Thu Nov 13 14:05:24 PST 2008

On Nov 12, 2008  15:46 -0500, Ben Evans wrote:
> My MDS has ib on the front end, and a FC array on the back end in a RAID
> 10 configuration.
>  
> 
> I have a number of clients creating 0 byte files in different
> directories.  As the test runs, I can see the threads on the MDS idling
> for 3-4 seconds before they all wake up, process whatever they need to
> and go back to sleep.

What is important to know is the number of clients.  One of the current
limitations on Lustre metadata scalability is that each client can only
have a single _filesystem_modifying_ MDS request in flight at a time
(i.e. create, rename, unlink, setattr).  This is to make recovery of
the filesystem manageable in the face of client asynchronous operations
being replayed on the MDS.

It sounds like the number of clients is lower than the number of MDS
service threads, and the MDS threads are just sitting idle until the
kernel wakes it up again to handle an incoming request.

If ALL of the threads are idle for the same 3-4 seconds, it is possible
they are waiting on the journal commit.  One change that might improve
performance here dramatically is to use SSD devices for the MDS storage,
which has MUCH lower latency.  If you decide to try that, give me a shout
and I can advise you on further MDS filesystem tuning.

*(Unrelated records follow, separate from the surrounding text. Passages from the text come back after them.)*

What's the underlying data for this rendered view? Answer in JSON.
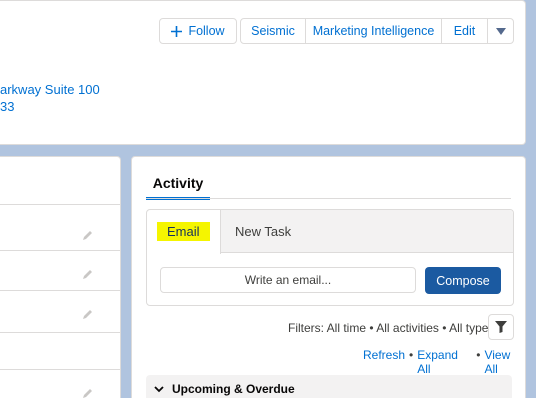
{
  "header": {
    "actions": {
      "follow": "Follow",
      "group": [
        "Seismic",
        "Marketing Intelligence",
        "Edit"
      ]
    },
    "address": [
      "arkway Suite 100",
      "33"
    ]
  },
  "activity": {
    "tab": "Activity",
    "composer": {
      "email_tab": "Email",
      "new_task_tab": "New Task",
      "email_placeholder": "Write an email...",
      "compose": "Compose"
    },
    "filters": "Filters: All time • All activities • All types",
    "links": {
      "refresh": "Refresh",
      "expand_all": "Expand All",
      "view_all": "View All",
      "separator": "•"
    },
    "section": "Upcoming & Overdue"
  },
  "colors": {
    "brand": "#0070d2",
    "highlight": "#f5f500",
    "compose": "#1b5aa1",
    "background": "#b0c4df"
  }
}
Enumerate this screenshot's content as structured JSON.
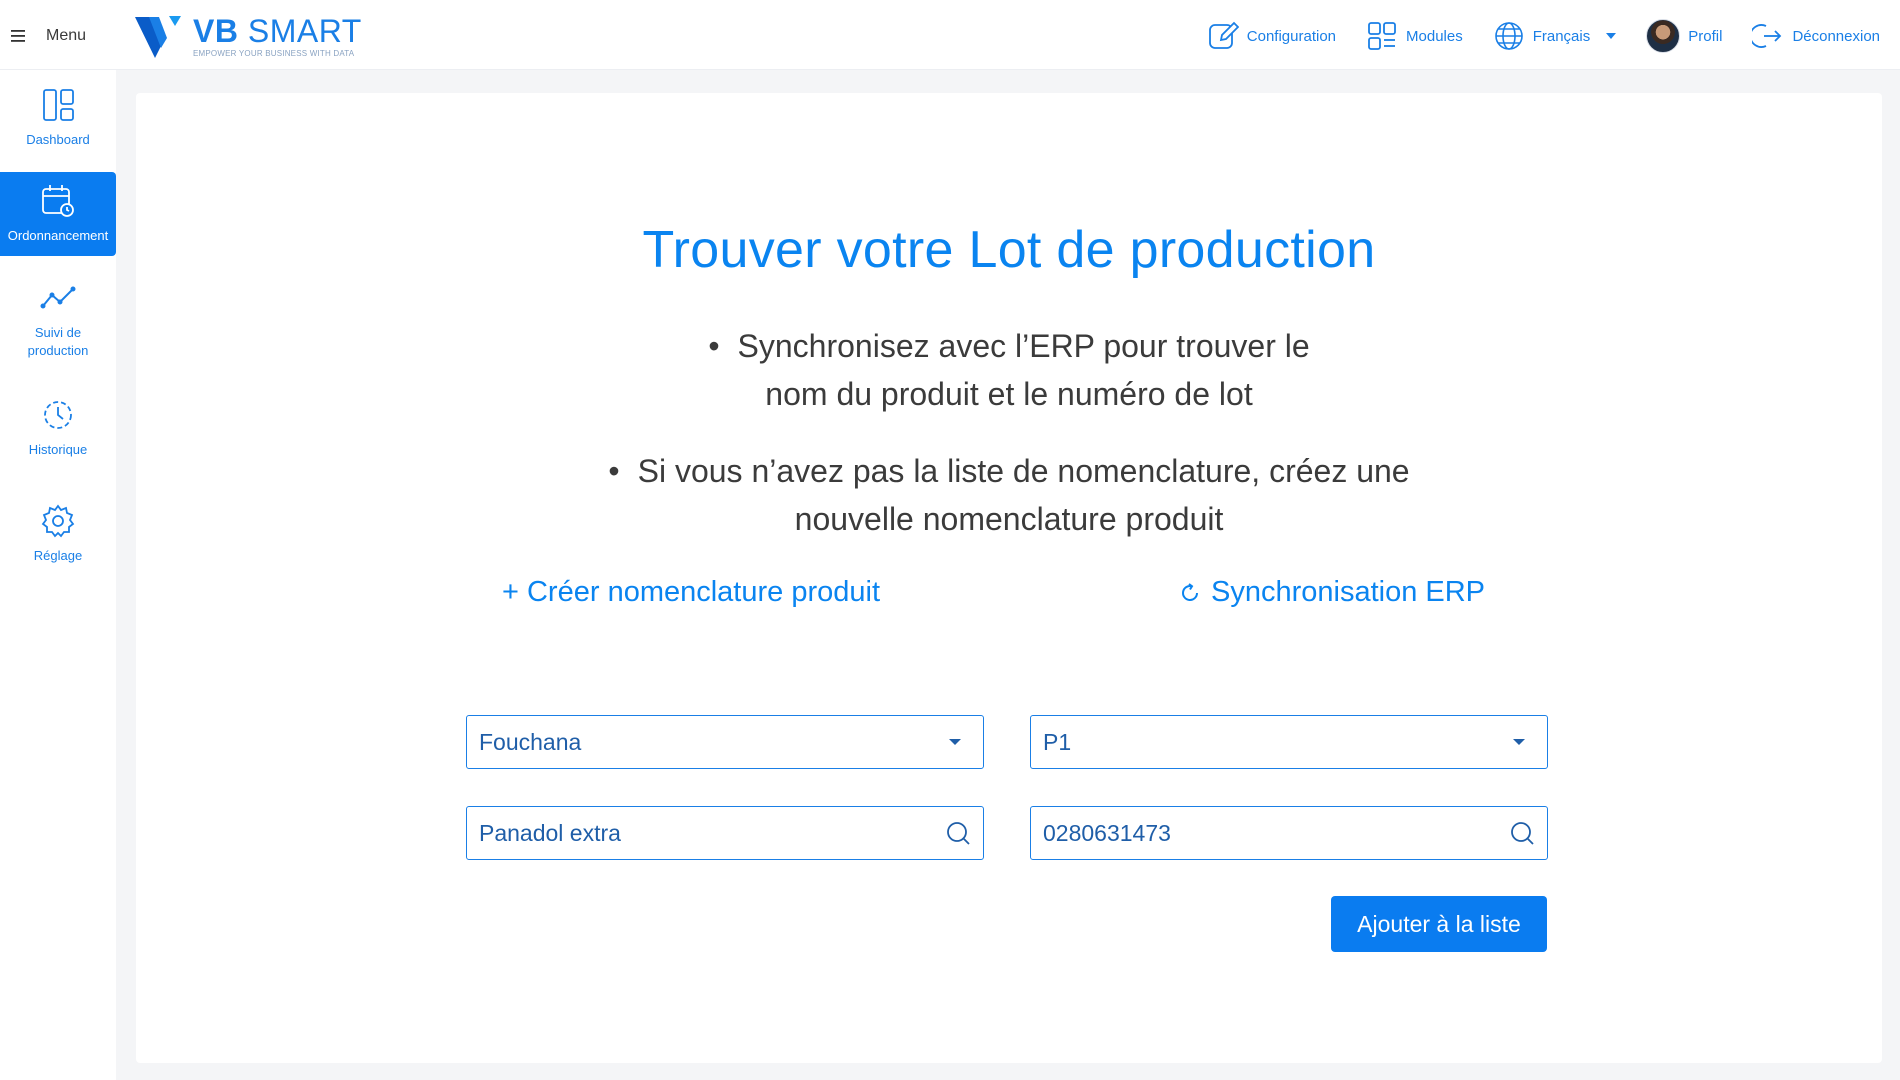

> I haven't been able to find a bottleneck in the system.  There's plenty
> of memory, changing various parameters in the /proc directory on the
> clients and on the MDS doesn't help much at all.  There's plenty of
> bandwidth on the ib network and on the FC.  CPU and memory aren't overly
> taxed (~50% max).  Yet I can only get about 10k file creates per second,
> once I've created enough files so that caching 

You could try either increasing the number of clients (if you have more),
or as a temporary experiment try mounting the filesystem multiple times
on each client (in a different location, e.g. /mnt/lustre1, /mnt/lustre2,
etc) and run your load once for each mount point on the client.

If either of these improve the performance then the bottleneck is in this
1-RPC-per-client limitation.  If the performance does not increase there
is some other limitation.

Cheers, Andreas
--
Andreas Dilger
Sr. Staff Engineer, Lustre Group
Sun Microsystems of Canada, Inc.